Although, experiences in the use of antipsychotics in institutional settings are hardly generalizable to broader settings, it is still illustrative that in the “real world,” the adherence to preferred practices for the administration and monitoring of these medications is infrequently adhered to. These authors note, that among children and adolescent inpatients, atypical antipsychotics are mainly prescribed for aggression rather than psychosis (p. Ill), and that, for the treatment of aggression, antipsychotics are the most commonly prescribed agents across most inpatient settings. Only 9.7% of all diagnoses in the sample were psychotic in nature. Preferred practices are not followed in the use of antipsychotics and there was a lack of systematic monitoring of side effects and questionable polypharmacy, as well as a systematic lack of targeting of therapeutic effects. There is a dearth of evidence to support the current practices involving the use of antipsychotic medications to treat aggression in youth. A major concern related to the fact that neuroleptic treatment that begins in childhood may last a lifetime and may thus have incalculable neurological and functional impact.
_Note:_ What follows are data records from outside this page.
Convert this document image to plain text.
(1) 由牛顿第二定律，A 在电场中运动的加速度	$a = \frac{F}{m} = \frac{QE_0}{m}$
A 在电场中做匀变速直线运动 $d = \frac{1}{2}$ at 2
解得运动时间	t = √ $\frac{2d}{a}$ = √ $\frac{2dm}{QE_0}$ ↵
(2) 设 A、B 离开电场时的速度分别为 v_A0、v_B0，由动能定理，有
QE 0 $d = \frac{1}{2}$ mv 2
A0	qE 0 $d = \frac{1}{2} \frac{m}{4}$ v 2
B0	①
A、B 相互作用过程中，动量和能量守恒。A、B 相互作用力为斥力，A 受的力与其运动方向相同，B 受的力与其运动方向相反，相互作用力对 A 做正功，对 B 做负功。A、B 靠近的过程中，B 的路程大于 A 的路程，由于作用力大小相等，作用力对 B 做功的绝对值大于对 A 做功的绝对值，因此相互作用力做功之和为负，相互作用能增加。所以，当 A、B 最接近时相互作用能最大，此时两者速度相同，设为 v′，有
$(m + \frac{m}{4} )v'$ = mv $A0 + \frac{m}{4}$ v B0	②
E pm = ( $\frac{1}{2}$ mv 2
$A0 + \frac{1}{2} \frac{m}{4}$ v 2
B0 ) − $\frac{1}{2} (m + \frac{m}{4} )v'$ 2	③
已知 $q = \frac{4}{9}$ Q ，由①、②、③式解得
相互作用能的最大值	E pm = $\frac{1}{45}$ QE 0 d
To these concerns we need to add the potentially detrimental effect that these medications have on weight gain and other metabolic effects, with implications for shortening the life span. Because of gaps in our knowledge regarding long-term safety and efficacy of atypical antipsychotics, controlled trials [particularly in children and adolescents] are urgently needed in this area. As reported by Gelenberg (2002),
[T]he Expert Consensus Guidelines for the Treatment of Schizophrenia recommended the new generation of antipsychotics as the treatment of choice in almost all cases of schizophrenia. Nonetheless, an estimated 20% to 25% of patients in United States, who take antipsychotics, still use first-generation agents. The consensus guidelines recommended “typical neuroleptics” in only three groups of patients: (1) stable patients who tolerate the older agents and have had a good clinical response; (2) patients requiring long-acting injectable preparations (although now, there are effective parenteral atypical alternatives, i.e., Consta, IM risperidone and Geodon IM); and (3) patients for whom only conventional antipsychotics sufficiently control aggression and violence,
To these, we add (4), patients who, for lack of health resources, cannot afford the more expensive atypical prescriptions. It is far better for some patients to receive medications with some added risks, than to receive no medications at all. See previous commentaries on the CATIE report, above. Questions regarding efficacy and safety of atypical antipsychotics, in children and adolescents, are still largely unanswered.